Another one joins the team!

Teaching first grade has taught me that the Gospel really is offensive to all of those who are not saved.  It’s been interesting to see, even though they are small, first graders who aren’t Christians have the same exact response to the Gospel as adults.  Every day in Bible class I look and see five kids, uninterested, totally glazed over.  I’ve heard, “I hate Bible class” about everyday.  Not Math, Reading, or Science.  Just Bible.  I’ve wondered if I am just bad at Bible teaching, but I’m convinced that the problem is the very essence of what I teach.  It’s never easy to hear “You are a sinner and need to repent and get saved,” even as a kid.  One of them however, has been totally engaged.

I talked to another teacher about the situation a few weeks ago and she asked me if I’d ever talked to the girl.  Well, no…  And to be honest, I just didn’t know how.  Her parents are outspokenly traditional, and she will often come to school telling me about how she was up late at a ceremony.  I feel annoyed when it happens, because her parents know what we believe.  Don’t they know I’m not okay with it?  How am I supposed to talk to a six year old, and tell her that what her parents have told her is wrong, and what I’m saying is right?  I’ve not had great interaction with parents in general this year, it just didn’t seem as easy as “talk to her.”

Wednesday the guilt got to be too much.  We were talking about the Crucifixion story.  I looked into this girl’s big brown eyes, misty with sadness, hanging on every word I said.  I had to talk to her.  So I asked her to stay for a minute during recess to talk to me.  When I asked her if she’d ever thought about asking God to forgive her sins and become a Christian, she smiled wide and responded, “I already have!”

I was stunned.  I asked her when it happened.  She said earlier this school year, when she was alone in her room at her house.  She started to tear up and of course, so did I.  We talked a little more and I realized that she wasn’t intrigued by my great (or not so great) teaching, or simply thinking about getting saved.  She was fascinated because she already was!  And her natural response was to soak it all up.

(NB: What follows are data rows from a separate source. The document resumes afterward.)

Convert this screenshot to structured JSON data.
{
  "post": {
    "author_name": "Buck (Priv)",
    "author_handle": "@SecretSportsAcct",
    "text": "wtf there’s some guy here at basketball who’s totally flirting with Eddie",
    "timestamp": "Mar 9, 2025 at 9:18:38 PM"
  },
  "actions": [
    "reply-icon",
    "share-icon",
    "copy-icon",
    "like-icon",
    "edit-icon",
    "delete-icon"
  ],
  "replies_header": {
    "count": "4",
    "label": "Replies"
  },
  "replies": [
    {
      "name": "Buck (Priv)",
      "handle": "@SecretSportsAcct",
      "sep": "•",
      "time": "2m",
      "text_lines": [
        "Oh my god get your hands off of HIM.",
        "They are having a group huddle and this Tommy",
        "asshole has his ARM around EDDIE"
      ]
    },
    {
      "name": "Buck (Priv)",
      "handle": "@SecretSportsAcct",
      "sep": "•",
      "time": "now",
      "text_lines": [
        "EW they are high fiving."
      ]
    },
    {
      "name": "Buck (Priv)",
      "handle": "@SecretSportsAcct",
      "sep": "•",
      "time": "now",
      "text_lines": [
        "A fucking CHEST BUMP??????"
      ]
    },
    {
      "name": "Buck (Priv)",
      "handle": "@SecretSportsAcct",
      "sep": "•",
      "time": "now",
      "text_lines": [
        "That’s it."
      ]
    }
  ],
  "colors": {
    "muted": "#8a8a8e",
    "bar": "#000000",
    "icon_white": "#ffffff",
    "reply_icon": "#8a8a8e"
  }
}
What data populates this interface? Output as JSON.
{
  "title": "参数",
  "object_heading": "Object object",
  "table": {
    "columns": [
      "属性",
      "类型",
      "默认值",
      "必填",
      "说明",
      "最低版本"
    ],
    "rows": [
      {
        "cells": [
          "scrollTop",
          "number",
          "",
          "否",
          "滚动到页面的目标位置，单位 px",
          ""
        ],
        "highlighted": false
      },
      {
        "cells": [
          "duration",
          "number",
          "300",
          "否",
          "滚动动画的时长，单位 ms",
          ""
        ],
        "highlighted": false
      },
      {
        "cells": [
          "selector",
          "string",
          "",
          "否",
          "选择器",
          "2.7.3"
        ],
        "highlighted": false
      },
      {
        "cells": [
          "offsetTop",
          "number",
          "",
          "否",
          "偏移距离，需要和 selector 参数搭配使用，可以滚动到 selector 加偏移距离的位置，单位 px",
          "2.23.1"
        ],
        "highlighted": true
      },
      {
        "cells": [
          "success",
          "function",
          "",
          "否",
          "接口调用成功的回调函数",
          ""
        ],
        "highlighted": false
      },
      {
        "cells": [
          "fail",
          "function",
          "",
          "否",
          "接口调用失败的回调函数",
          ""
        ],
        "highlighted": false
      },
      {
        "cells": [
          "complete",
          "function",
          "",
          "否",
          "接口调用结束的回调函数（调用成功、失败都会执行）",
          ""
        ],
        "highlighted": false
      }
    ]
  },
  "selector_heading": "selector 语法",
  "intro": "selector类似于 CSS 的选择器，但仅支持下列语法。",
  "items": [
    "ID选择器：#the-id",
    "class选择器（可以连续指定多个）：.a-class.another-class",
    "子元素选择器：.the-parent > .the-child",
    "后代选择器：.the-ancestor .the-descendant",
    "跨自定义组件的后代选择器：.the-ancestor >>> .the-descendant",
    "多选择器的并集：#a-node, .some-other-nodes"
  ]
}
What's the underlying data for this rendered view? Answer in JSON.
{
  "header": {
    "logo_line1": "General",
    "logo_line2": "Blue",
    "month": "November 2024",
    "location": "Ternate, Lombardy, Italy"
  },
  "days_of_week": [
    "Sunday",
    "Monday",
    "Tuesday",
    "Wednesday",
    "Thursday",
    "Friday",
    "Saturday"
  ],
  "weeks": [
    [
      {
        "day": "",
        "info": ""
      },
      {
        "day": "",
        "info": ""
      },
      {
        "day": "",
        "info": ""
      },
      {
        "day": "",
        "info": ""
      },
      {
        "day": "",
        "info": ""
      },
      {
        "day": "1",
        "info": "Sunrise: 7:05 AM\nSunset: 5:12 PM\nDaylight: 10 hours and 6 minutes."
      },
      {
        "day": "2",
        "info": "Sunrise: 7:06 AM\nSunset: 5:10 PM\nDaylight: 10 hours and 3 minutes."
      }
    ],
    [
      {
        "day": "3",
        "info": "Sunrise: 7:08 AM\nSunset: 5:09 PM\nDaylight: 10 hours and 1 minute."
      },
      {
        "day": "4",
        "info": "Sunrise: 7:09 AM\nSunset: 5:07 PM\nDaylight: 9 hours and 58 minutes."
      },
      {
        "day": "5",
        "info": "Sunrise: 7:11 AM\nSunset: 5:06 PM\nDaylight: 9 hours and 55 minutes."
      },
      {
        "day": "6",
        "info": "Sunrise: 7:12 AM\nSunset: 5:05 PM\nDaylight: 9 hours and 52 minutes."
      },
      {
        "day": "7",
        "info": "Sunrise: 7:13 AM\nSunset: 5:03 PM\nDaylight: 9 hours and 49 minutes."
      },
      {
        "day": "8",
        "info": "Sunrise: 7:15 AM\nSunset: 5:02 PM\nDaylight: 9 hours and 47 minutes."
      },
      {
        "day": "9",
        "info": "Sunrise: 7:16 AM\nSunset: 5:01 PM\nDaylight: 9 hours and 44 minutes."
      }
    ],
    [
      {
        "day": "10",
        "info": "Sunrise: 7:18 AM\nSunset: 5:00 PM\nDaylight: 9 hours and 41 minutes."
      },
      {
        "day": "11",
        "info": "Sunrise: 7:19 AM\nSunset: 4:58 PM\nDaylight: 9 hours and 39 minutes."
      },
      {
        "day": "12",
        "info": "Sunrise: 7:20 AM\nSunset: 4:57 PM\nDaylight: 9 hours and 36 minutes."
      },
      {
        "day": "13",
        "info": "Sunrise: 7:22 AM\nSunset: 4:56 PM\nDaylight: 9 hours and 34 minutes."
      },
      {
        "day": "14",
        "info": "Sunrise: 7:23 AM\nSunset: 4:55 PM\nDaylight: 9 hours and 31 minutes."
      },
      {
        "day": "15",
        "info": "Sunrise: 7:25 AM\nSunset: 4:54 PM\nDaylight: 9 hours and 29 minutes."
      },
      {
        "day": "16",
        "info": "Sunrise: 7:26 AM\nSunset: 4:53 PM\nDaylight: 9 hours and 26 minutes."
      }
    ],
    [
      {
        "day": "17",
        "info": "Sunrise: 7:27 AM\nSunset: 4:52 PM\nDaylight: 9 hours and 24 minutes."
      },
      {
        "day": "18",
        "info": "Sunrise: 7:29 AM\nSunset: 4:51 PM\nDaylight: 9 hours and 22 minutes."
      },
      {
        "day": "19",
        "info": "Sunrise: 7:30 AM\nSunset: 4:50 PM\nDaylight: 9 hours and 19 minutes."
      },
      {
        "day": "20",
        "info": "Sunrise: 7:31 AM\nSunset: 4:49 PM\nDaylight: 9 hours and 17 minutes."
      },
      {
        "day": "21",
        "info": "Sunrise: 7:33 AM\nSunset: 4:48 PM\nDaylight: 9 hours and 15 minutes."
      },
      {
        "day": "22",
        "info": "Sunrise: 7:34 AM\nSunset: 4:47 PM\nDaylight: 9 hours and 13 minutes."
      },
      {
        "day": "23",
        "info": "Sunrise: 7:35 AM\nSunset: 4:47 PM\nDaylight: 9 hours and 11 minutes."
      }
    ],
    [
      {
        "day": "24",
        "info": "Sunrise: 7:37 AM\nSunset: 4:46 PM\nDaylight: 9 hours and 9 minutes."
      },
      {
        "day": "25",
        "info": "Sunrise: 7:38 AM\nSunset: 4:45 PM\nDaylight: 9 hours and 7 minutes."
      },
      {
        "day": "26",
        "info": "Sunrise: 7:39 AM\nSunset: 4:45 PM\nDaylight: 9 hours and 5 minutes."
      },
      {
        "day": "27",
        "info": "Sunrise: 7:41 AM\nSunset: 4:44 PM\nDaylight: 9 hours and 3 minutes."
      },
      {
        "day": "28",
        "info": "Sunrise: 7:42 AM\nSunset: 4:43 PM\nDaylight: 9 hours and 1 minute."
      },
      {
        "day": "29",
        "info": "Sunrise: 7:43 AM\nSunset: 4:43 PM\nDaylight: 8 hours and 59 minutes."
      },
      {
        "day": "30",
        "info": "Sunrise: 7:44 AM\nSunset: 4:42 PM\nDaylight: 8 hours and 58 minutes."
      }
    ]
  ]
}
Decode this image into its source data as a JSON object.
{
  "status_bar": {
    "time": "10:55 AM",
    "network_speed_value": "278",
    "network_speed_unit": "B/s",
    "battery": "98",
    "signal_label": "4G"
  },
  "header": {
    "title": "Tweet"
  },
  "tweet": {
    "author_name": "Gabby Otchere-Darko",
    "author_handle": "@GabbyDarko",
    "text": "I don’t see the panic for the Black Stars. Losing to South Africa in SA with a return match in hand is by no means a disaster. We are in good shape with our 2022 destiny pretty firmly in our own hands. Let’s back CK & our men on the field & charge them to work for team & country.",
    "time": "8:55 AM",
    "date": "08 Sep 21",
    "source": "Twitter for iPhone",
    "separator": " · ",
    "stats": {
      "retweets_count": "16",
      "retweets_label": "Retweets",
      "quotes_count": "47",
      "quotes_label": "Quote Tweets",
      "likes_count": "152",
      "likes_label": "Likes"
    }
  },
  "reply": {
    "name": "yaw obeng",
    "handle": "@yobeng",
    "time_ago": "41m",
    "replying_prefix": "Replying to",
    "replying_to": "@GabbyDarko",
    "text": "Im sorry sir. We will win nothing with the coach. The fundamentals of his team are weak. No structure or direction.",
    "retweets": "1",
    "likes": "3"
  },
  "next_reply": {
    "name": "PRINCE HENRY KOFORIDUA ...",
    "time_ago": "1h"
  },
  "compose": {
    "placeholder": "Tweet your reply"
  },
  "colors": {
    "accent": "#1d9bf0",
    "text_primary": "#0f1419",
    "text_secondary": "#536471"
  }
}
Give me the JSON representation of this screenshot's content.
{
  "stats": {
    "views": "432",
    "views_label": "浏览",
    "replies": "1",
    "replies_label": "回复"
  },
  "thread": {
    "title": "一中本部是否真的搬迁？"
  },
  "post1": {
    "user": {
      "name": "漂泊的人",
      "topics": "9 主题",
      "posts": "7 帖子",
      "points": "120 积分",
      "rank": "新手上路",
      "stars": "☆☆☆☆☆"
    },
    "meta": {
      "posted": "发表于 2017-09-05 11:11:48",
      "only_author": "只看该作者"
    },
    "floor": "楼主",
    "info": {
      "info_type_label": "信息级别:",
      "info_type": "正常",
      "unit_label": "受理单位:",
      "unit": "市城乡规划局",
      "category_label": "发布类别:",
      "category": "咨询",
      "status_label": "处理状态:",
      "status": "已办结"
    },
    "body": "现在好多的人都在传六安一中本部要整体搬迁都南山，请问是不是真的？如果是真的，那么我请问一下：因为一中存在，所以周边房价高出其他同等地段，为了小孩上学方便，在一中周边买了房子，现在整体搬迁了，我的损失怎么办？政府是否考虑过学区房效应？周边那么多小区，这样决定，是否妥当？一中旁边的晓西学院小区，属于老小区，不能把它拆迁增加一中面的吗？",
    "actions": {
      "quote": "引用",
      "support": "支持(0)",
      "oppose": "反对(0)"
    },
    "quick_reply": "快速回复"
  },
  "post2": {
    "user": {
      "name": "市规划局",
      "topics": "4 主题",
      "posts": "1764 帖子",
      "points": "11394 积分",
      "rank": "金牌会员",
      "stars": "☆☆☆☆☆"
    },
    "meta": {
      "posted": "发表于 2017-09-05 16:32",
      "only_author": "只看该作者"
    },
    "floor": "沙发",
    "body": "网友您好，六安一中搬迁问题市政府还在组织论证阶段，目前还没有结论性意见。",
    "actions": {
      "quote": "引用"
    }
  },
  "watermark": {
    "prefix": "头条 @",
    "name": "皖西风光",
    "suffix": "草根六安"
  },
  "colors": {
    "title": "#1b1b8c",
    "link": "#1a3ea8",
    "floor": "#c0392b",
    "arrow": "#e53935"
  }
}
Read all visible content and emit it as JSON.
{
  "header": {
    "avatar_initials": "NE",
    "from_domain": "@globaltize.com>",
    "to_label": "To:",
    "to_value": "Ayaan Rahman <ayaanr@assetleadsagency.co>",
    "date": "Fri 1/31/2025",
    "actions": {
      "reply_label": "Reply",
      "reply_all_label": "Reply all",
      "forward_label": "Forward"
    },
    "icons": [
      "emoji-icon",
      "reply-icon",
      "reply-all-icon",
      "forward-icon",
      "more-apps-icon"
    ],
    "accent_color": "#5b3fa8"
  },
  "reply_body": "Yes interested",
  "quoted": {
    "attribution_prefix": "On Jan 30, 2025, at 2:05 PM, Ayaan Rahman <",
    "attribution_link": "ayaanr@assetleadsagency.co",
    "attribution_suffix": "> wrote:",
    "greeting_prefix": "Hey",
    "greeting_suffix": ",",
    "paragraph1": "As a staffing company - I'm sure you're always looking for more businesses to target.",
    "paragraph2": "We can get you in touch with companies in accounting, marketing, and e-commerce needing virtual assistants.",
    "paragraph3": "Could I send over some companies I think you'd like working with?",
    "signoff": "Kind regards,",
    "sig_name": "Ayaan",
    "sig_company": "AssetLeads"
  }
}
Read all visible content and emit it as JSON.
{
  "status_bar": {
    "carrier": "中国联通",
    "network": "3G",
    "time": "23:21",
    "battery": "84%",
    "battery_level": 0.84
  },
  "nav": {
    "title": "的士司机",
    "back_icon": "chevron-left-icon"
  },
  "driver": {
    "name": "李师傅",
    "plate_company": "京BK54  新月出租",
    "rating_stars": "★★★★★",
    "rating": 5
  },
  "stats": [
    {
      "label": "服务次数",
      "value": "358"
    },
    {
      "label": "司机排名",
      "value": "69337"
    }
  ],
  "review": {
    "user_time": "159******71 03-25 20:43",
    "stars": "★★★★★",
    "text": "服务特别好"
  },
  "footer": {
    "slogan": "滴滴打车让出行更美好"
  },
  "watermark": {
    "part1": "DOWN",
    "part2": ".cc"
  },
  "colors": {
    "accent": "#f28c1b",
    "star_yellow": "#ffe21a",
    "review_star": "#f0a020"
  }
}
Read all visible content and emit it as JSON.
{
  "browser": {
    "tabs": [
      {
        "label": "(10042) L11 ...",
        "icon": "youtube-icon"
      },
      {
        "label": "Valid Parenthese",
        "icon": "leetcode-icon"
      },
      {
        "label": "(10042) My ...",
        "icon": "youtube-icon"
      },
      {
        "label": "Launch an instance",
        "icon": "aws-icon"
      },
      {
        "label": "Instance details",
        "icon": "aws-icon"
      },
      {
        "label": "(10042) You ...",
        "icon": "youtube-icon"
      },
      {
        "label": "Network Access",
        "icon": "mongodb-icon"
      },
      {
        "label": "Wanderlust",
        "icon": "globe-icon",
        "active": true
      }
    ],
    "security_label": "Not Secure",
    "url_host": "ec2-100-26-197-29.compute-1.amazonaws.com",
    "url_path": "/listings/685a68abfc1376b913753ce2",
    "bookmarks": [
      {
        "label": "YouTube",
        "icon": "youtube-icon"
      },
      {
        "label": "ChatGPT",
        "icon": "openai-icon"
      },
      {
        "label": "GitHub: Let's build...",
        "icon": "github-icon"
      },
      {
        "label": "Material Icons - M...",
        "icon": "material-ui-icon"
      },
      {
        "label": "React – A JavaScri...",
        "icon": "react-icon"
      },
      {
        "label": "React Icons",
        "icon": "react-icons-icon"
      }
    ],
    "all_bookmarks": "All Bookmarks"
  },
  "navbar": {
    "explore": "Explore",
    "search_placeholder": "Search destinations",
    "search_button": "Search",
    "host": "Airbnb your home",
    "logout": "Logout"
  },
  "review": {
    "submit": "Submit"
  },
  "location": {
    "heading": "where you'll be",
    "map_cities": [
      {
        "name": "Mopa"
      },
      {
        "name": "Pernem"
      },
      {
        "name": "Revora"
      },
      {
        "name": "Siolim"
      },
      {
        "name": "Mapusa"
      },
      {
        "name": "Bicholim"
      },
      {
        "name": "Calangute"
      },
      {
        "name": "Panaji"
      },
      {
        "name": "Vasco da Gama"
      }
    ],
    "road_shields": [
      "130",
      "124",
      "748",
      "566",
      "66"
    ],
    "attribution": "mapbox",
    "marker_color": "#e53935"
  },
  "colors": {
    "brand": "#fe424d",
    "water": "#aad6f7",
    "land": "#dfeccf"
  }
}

And then I realized my huge mistake- Somehow I thought it mattered what I said, as if her salvation was dependent on me.  I spent weeks stressed over what to say, feeling totally inadequate as a teacher and a failure as a missionary.  (Because missionaries just know how to share the Gospel without feeling dumb, right??)  It didn’t matter at all what I said.  The Holy Spirit was already doing his thing.  Somehow we assume missions means saving people, and what I thought was humility was really my arrogance.  God doesn’t want me to do His job, just be obedient.  We don’t have to worry what to say, God’s already written it on their heart.  We just have to love people enough to get over our fears.